Capitalize first letter of string

Question

I am trying to capitalize the first character of a std::string , using the same method mentioned here . For example for the following program

#include <cctype>
#include <iostream>
#include <string>

int main()
{
    std::string name = "foobar";
    name[0] = std::toupper(name[0]);
    std::cout << name;
}

I am expecting the output to be

Foobar

When I compile this online (using GCC 4.9.2) I get the correct output without any warnings . However, when I compile the same code in Visual Studio 2013, I get a warning during the assignment back from toupper

warning C4244: '=' : conversion from 'int' to 'char', possible loss of data

Is the above method valid according to the C++ standard or is the warning correct? Otherwise is this just a false warning by Visual Studio?

Answer 1

std::toupper comes from the C standard, not C++, and has an annoying interface in that it takes and returns an int not a char . Using static_cast<char>(std::toupper(name[0])) will suit you.

Answer 2

The warning is correct as far the types go; the type of std::toupper as defined in the standard is:

int toupper( int ch );

Mostly because it's a remnant from the dark C ages (the cctype header is a hint at that).

However, this is just a part of the story. There's another toupper residing in the locale header:

template< class charT >
charT toupper( charT ch, const locale& loc );

This one shouldn't give you any warnings. If you're not sure what locale to provide, std::locale() will give you the default one.

Answer 3

The warning is correct, compiler will implicitly cast from int to char but this might cause lost of data in some cases. To see warning under gcc you need to add -Wconversion compiler option. Which will generate:

main.cpp: In function 'int main()':
main.cpp:8:13: warning: conversion to '__gnu_cxx::__alloc_traits<std::allocator<char> >::value_type {aka char}' from 'int' may alter its value [-Wconversion]
     name[0] = std::toupper(name[0]);
             ^
Foobar

Why it is not present when -Wall is set, read here:

https://gcc.gnu.org/wiki/NewWconversion

Why isn't Wconversion enabled by -Wall or at least by -Wextra?
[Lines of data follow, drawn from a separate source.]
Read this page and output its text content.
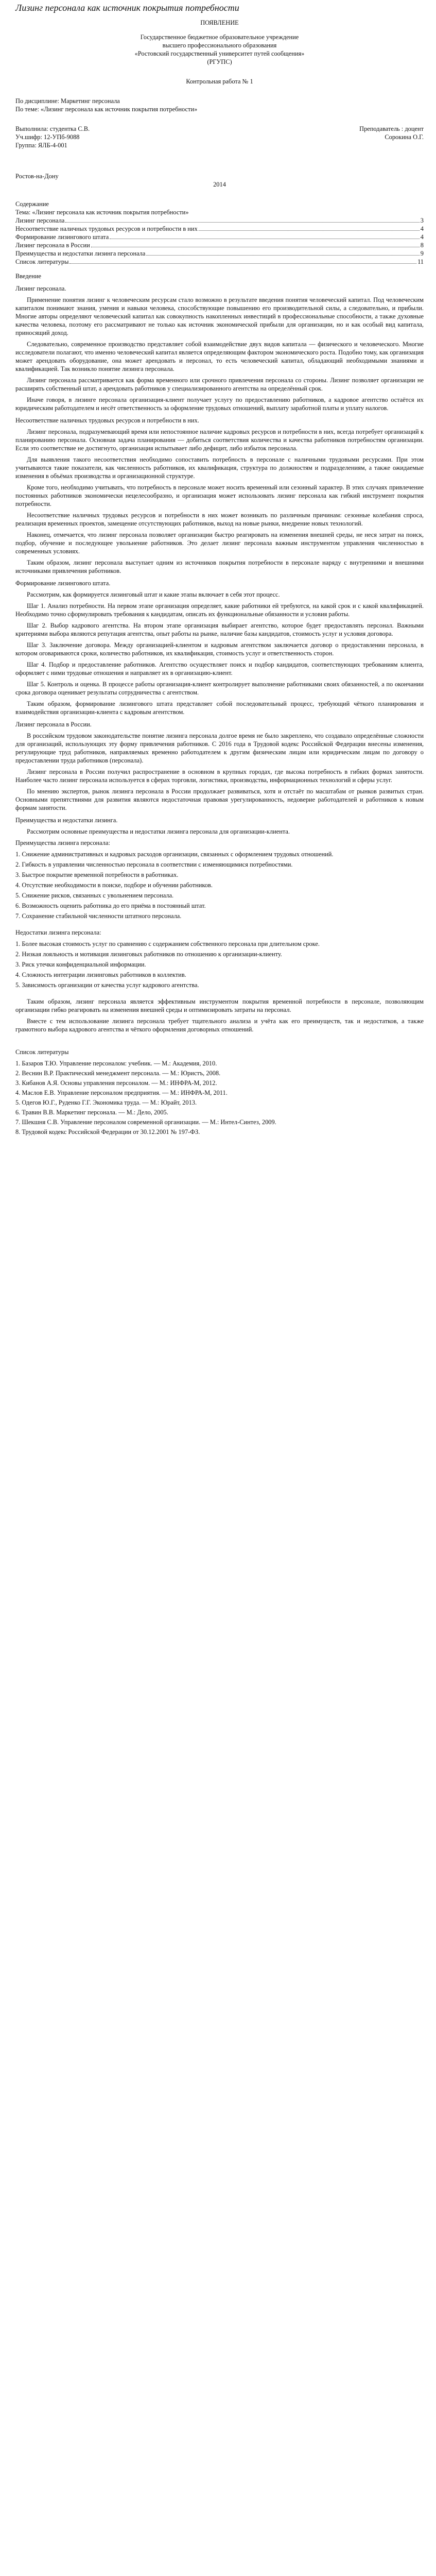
Лизинг персонала как источник покрытия потребности
ПОЯВЛЕНИЕ
Государственное бюджетное образовательное учреждение
высшего профессионального образования
«Ростовский государственный университет путей сообщения»
(РГУПС)
Контрольная работа № 1
По дисциплине: Маркетинг персонала
По теме: «Лизинг персонала как источник покрытия потребности»
Выполнила: студентка С.В.	Преподаватель : доцент
Уч.шифр: 12-УПб-9088	Сорокина О.Г.
Группа: ЯЛБ-4-001
Ростов-на-Дону
2014
Содержание
Тема: «Лизинг персонала как источник покрытия потребности»
Лизинг персонала	3
Несоответствие наличных трудовых ресурсов и потребности в них	4
Формирование лизингового штата	4
Лизинг персонала в России	8
Преимущества и недостатки лизинга персонала	9
Список литературы	11
Введение
Лизинг персонала.
Применение понятия лизинг к человеческим ресурсам стало возможно в результате введения понятия человеческий капитал. Под человеческим капиталом понимают знания, умения и навыки человека, способствующие повышению его производительной силы, а следовательно, и прибыли. Многие авторы определяют человеческий капитал как совокупность накопленных инвестиций в профессиональные способности, а также духовные качества человека, поэтому его рассматривают не только как источник экономической прибыли для организации, но и как особый вид капитала, приносящий доход.
Следовательно, современное производство представляет собой взаимодействие двух видов капитала — физического и человеческого. Многие исследователи полагают, что именно человеческий капитал является определяющим фактором экономического роста. Подобно тому, как организация может арендовать оборудование, она может арендовать и персонал, то есть человеческий капитал, обладающий необходимыми знаниями и квалификацией. Так возникло понятие лизинга персонала.
Лизинг персонала рассматривается как форма временного или срочного привлечения персонала со стороны. Лизинг позволяет организации не расширять собственный штат, а арендовать работников у специализированного агентства на определённый срок.
Иначе говоря, в лизинге персонала организация-клиент получает услугу по предоставлению работников, а кадровое агентство остаётся их юридическим работодателем и несёт ответственность за оформление трудовых отношений, выплату заработной платы и уплату налогов.
Несоответствие наличных трудовых ресурсов и потребности в них.
Лизинг персонала, подразумевающий время или непостоянное наличие кадровых ресурсов и потребности в них, всегда потребует организаций к планированию персонала. Основная задача планирования — добиться соответствия количества и качества работников потребностям организации. Если это соответствие не достигнуто, организация испытывает либо дефицит, либо избыток персонала.
Для выявления такого несоответствия необходимо сопоставить потребность в персонале с наличными трудовыми ресурсами. При этом учитываются такие показатели, как численность работников, их квалификация, структура по должностям и подразделениям, а также ожидаемые изменения в объёмах производства и организационной структуре.
Кроме того, необходимо учитывать, что потребность в персонале может носить временный или сезонный характер. В этих случаях привлечение постоянных работников экономически нецелесообразно, и организация может использовать лизинг персонала как гибкий инструмент покрытия потребности.
Несоответствие наличных трудовых ресурсов и потребности в них может возникать по различным причинам: сезонные колебания спроса, реализация временных проектов, замещение отсутствующих работников, выход на новые рынки, внедрение новых технологий.
Наконец, отмечается, что лизинг персонала позволяет организации быстро реагировать на изменения внешней среды, не неся затрат на поиск, подбор, обучение и последующее увольнение работников. Это делает лизинг персонала важным инструментом управления численностью в современных условиях.
Таким образом, лизинг персонала выступает одним из источников покрытия потребности в персонале наряду с внутренними и внешними источниками привлечения работников.
Формирование лизингового штата.
Рассмотрим, как формируется лизинговый штат и какие этапы включает в себя этот процесс.
Шаг 1. Анализ потребности. На первом этапе организация определяет, какие работники ей требуются, на какой срок и с какой квалификацией. Необходимо точно сформулировать требования к кандидатам, описать их функциональные обязанности и условия работы.
Шаг 2. Выбор кадрового агентства. На втором этапе организация выбирает агентство, которое будет предоставлять персонал. Важными критериями выбора являются репутация агентства, опыт работы на рынке, наличие базы кандидатов, стоимость услуг и условия договора.
Шаг 3. Заключение договора. Между организацией-клиентом и кадровым агентством заключается договор о предоставлении персонала, в котором оговариваются сроки, количество работников, их квалификация, стоимость услуг и ответственность сторон.
Шаг 4. Подбор и предоставление работников. Агентство осуществляет поиск и подбор кандидатов, соответствующих требованиям клиента, оформляет с ними трудовые отношения и направляет их в организацию-клиент.
Шаг 5. Контроль и оценка. В процессе работы организация-клиент контролирует выполнение работниками своих обязанностей, а по окончании срока договора оценивает результаты сотрудничества с агентством.
Таким образом, формирование лизингового штата представляет собой последовательный процесс, требующий чёткого планирования и взаимодействия организации-клиента с кадровым агентством.
Лизинг персонала в России.
В российском трудовом законодательстве понятие лизинга персонала долгое время не было закреплено, что создавало определённые сложности для организаций, использующих эту форму привлечения работников. С 2016 года в Трудовой кодекс Российской Федерации внесены изменения, регулирующие труд работников, направляемых временно работодателем к другим физическим лицам или юридическим лицам по договору о предоставлении труда работников (персонала).
Лизинг персонала в России получил распространение в основном в крупных городах, где высока потребность в гибких формах занятости. Наиболее часто лизинг персонала используется в сферах торговли, логистики, производства, информационных технологий и сферы услуг.
По мнению экспертов, рынок лизинга персонала в России продолжает развиваться, хотя и отстаёт по масштабам от рынков развитых стран. Основными препятствиями для развития являются недостаточная правовая урегулированность, недоверие работодателей и работников к новым формам занятости.
Преимущества и недостатки лизинга.
Рассмотрим основные преимущества и недостатки лизинга персонала для организации-клиента.
Преимущества лизинга персонала:
1. Снижение административных и кадровых расходов организации, связанных с оформлением трудовых отношений.
2. Гибкость в управлении численностью персонала в соответствии с изменяющимися потребностями.
3. Быстрое покрытие временной потребности в работниках.
4. Отсутствие необходимости в поиске, подборе и обучении работников.
5. Снижение рисков, связанных с увольнением персонала.
6. Возможность оценить работника до его приёма в постоянный штат.
7. Сохранение стабильной численности штатного персонала.
Недостатки лизинга персонала:
1. Более высокая стоимость услуг по сравнению с содержанием собственного персонала при длительном сроке.
2. Низкая лояльность и мотивация лизинговых работников по отношению к организации-клиенту.
3. Риск утечки конфиденциальной информации.
4. Сложность интеграции лизинговых работников в коллектив.
5. Зависимость организации от качества услуг кадрового агентства.
Таким образом, лизинг персонала является эффективным инструментом покрытия временной потребности в персонале, позволяющим организации гибко реагировать на изменения внешней среды и оптимизировать затраты на персонал.
Вместе с тем использование лизинга персонала требует тщательного анализа и учёта как его преимуществ, так и недостатков, а также грамотного выбора кадрового агентства и чёткого оформления договорных отношений.
Список литературы
1. Базаров Т.Ю. Управление персоналом: учебник. — М.: Академия, 2010.
2. Веснин В.Р. Практический менеджмент персонала. — М.: Юристъ, 2008.
3. Кибанов А.Я. Основы управления персоналом. — М.: ИНФРА-М, 2012.
4. Маслов Е.В. Управление персоналом предприятия. — М.: ИНФРА-М, 2011.
5. Одегов Ю.Г., Руденко Г.Г. Экономика труда. — М.: Юрайт, 2013.
6. Травин В.В. Маркетинг персонала. — М.: Дело, 2005.
7. Шекшня С.В. Управление персоналом современной организации. — М.: Интел-Синтез, 2009.
8. Трудовой кодекс Российской Федерации от 30.12.2001 № 197-ФЗ.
Implicit conversions are very common in C. This tied with the fact that there is no data-flow in front-ends (see next question) results in hard to avoid warnings for perfectly working and valid code. Wconversion is designed for a niche of uses (security audits, porting 32 bit code to 64 bit, etc.) where the programmer is willing to accept and workaround invalid warnings. Therefore, it shouldn't be enabled if it is not explicitly requested.